Que vient alors faire Henri Guaino, tout droit parachuté des Yvelines, dans cette embrouille ? Un baroud d'honneur décidé à la dernière minute. Mis au ban de LR pour sa violente fronde anti-Fillon au lendemain de la primaire, l'ex-plume avait perdu son investiture. Il dit avoir atterri là pour mener face à la candidate Les Républicains «un combat idéologique emblématique» : «Je ne reproche à personne de vouloir servir d'appoint à la majorité, mais il faut que ce soit clair, on doit trancher entre plusieurs lignes. Les partis sont devenus des cartels minés par ces contradictions.» S'il s'est entretenu avec Jean-Pierre Lecoq sur ses intentions voilà trois semaines, l'un et l'autre ne sont pas parvenus à s'accorder. «Je doute qu'il s'entende déjà avec lui-même, ce garçon», tacle le maire du VIe.

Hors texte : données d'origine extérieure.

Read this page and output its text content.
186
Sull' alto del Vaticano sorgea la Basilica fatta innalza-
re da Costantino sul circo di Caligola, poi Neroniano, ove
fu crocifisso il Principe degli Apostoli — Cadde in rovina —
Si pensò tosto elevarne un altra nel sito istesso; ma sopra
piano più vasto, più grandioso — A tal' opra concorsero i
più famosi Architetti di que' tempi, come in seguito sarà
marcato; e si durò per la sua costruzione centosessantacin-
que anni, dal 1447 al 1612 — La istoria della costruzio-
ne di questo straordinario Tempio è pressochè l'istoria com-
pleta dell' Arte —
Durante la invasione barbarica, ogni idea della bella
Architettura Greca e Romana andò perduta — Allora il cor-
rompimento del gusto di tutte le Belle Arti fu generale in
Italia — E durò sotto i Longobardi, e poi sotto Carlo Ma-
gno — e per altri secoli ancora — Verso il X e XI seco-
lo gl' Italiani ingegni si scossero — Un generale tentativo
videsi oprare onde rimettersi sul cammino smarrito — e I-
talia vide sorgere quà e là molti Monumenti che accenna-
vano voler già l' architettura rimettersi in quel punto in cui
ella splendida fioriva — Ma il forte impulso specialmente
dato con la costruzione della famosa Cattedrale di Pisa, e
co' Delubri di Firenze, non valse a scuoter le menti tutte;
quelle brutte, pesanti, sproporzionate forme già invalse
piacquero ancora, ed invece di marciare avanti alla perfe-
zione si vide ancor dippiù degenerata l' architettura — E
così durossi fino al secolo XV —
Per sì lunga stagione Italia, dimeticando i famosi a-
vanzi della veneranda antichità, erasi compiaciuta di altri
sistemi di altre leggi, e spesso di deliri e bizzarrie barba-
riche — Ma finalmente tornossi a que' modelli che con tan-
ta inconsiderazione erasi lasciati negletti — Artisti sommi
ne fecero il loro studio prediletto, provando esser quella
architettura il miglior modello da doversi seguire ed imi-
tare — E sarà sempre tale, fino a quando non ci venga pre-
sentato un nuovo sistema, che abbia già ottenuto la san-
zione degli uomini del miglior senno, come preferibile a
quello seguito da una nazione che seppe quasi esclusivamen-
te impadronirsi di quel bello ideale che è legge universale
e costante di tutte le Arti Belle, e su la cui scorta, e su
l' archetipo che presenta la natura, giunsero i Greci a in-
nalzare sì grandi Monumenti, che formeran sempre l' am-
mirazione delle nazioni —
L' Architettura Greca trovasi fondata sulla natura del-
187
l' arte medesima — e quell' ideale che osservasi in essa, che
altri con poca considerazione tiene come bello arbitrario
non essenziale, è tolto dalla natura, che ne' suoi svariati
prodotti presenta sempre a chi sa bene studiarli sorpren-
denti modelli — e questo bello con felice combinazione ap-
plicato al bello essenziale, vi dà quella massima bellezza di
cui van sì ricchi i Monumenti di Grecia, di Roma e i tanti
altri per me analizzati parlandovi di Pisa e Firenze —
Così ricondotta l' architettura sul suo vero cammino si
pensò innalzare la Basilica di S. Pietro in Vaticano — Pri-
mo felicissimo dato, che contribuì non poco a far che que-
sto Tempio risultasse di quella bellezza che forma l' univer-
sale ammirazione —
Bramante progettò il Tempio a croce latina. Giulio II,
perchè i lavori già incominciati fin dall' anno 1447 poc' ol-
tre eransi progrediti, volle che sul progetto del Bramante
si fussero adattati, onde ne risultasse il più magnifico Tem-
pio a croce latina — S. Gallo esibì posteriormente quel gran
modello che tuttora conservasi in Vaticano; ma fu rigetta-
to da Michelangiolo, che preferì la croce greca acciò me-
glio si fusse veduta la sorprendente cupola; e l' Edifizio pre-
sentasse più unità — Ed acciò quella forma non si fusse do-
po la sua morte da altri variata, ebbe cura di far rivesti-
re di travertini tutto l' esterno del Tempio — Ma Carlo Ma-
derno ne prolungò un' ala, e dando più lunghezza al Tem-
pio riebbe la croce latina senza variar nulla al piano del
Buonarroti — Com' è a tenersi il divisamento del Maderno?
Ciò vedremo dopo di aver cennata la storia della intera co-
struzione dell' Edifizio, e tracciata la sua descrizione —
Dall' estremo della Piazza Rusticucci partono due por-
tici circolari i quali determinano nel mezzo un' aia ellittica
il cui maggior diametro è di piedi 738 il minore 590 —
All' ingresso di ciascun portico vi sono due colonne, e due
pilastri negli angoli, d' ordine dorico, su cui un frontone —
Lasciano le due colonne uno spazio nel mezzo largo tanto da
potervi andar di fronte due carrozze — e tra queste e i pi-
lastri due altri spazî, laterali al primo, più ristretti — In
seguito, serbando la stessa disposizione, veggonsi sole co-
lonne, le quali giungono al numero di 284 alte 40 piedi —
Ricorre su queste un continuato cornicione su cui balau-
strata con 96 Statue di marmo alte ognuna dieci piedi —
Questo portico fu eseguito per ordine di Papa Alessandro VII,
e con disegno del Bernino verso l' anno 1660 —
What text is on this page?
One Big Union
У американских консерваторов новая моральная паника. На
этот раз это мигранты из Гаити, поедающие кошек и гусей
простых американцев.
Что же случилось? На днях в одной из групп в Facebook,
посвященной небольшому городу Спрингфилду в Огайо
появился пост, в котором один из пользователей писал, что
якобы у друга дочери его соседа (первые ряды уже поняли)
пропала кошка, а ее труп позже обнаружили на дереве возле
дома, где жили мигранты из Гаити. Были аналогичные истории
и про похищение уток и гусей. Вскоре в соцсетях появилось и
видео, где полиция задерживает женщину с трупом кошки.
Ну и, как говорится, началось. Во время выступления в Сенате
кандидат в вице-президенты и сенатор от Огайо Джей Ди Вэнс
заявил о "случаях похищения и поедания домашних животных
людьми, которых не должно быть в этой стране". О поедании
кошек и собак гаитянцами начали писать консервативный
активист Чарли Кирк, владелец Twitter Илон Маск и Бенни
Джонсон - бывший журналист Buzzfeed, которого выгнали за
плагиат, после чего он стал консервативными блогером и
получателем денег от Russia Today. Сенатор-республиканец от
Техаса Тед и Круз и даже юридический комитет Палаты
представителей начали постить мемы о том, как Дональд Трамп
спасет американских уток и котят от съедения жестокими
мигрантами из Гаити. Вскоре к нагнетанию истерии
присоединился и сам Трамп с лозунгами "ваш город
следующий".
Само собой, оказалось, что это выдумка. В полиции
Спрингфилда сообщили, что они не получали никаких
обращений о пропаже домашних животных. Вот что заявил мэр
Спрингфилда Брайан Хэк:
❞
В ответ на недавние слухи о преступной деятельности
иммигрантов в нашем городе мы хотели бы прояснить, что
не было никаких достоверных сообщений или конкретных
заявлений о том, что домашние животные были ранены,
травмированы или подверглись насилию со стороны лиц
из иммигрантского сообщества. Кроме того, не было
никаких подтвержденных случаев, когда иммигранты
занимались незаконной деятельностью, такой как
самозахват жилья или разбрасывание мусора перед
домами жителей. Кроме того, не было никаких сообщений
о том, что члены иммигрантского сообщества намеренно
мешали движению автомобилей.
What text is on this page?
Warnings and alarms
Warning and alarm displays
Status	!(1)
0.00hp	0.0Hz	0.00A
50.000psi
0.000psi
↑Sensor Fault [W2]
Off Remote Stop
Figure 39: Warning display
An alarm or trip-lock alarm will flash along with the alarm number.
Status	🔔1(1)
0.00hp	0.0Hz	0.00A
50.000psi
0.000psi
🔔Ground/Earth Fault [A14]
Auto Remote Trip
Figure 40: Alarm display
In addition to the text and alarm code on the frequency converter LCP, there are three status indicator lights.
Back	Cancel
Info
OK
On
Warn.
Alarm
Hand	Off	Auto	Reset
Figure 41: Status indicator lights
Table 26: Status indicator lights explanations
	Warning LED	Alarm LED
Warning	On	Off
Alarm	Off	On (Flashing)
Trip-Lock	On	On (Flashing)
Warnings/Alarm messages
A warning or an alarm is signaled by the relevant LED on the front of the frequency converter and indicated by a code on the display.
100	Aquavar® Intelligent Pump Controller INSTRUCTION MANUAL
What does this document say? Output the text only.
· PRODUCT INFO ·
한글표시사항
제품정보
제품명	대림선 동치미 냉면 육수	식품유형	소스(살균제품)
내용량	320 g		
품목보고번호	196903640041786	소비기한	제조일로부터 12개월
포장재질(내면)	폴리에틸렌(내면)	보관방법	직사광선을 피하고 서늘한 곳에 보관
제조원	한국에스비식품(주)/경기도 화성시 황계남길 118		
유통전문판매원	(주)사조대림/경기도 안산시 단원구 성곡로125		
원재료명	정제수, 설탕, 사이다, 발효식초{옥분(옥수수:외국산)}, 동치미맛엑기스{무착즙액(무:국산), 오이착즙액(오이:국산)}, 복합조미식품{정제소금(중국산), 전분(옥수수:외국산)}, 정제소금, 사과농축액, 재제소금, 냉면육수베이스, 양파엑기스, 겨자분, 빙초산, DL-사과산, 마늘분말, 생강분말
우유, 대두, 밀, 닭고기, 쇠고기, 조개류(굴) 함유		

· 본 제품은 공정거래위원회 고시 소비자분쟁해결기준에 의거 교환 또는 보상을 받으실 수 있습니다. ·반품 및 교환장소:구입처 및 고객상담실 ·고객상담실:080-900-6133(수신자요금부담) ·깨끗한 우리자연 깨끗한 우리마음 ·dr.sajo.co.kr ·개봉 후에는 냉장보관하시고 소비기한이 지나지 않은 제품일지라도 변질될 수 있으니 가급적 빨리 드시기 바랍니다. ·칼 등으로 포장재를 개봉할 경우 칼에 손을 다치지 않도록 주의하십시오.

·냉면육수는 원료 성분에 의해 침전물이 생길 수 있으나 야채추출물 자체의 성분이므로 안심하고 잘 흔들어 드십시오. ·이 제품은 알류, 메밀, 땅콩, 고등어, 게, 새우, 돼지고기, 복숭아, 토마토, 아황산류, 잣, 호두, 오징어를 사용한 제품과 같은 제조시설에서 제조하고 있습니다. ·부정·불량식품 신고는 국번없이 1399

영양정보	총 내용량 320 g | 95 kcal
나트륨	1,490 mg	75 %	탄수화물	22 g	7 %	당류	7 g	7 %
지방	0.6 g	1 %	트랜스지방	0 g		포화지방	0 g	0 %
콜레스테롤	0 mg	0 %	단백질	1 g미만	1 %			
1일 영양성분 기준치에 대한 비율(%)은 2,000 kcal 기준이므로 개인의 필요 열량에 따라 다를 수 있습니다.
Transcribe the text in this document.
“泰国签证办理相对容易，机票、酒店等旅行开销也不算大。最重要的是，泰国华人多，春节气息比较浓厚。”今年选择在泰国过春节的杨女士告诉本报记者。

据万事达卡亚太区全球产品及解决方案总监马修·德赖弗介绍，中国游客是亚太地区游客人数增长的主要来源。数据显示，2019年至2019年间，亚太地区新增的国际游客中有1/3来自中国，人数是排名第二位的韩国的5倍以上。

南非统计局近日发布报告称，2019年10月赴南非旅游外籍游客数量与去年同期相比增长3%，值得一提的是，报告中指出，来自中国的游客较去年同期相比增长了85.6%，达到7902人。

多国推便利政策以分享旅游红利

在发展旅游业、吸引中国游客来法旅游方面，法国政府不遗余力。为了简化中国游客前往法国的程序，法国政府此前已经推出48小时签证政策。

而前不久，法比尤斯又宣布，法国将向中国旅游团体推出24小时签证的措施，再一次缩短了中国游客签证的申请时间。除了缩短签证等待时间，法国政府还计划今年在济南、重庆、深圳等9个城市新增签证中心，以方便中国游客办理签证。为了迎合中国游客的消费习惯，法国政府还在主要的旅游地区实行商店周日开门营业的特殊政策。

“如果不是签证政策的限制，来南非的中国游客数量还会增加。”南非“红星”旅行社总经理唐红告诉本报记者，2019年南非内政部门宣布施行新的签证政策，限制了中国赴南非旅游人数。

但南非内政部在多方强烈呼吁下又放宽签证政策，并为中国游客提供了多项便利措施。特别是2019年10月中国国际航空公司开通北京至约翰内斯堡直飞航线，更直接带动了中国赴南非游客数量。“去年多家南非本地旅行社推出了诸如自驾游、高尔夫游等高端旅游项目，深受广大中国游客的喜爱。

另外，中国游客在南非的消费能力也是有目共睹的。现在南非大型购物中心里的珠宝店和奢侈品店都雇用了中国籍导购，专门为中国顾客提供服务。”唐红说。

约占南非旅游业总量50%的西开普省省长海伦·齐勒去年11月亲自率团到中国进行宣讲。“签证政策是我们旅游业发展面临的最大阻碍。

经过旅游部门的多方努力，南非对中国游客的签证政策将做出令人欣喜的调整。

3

Malgré son retard de notoriété et son inexpérience, le candidat En marche espère tirer profit de cette foire d'empoigne. Sur le marché de la rue Cler, à deux pas des Invalides, Gilles Le Gendre, 59 ans, insiste sur sa bannière de «seul candidat pour la majorité présidentielle» et raconte que Macron lui «a demandé de le représenter sur la circonscription», histoire de «lever les ambiguïtés». «Le vent Macron va pousser nos voiles», s'emballe cet ancien journaliste aujourd'hui à la tête d'une boîte de conseils aux entreprises, qui a adhéré à En marche en mai 2016 avant de prendre les manettes de la présidentielle dans les Ve et VIe arrondissements. S'il dit refuser de se focaliser sur sa principale rivale LR, le candidat, qui a pris pour suppléante une ex-conseillère municipale de Dati, n'oublie pas de moquer sa «macronisation» express «quand elle a senti le sol se dérober sous ses pieds». Un passant prend la défense de NKM : «Nathalie est à moitié Macron aussi, et elle a beaucoup de gens contre elle.» «Je vous avoue, je suis un peu perdu dans tout ça !» tente Le Gendre. Lui jure qu'il serait un soldat parlementaire discipliné : «Si je m'engage clairement pour Macron, ce n'est pas pour faire le mariole une fois élu.»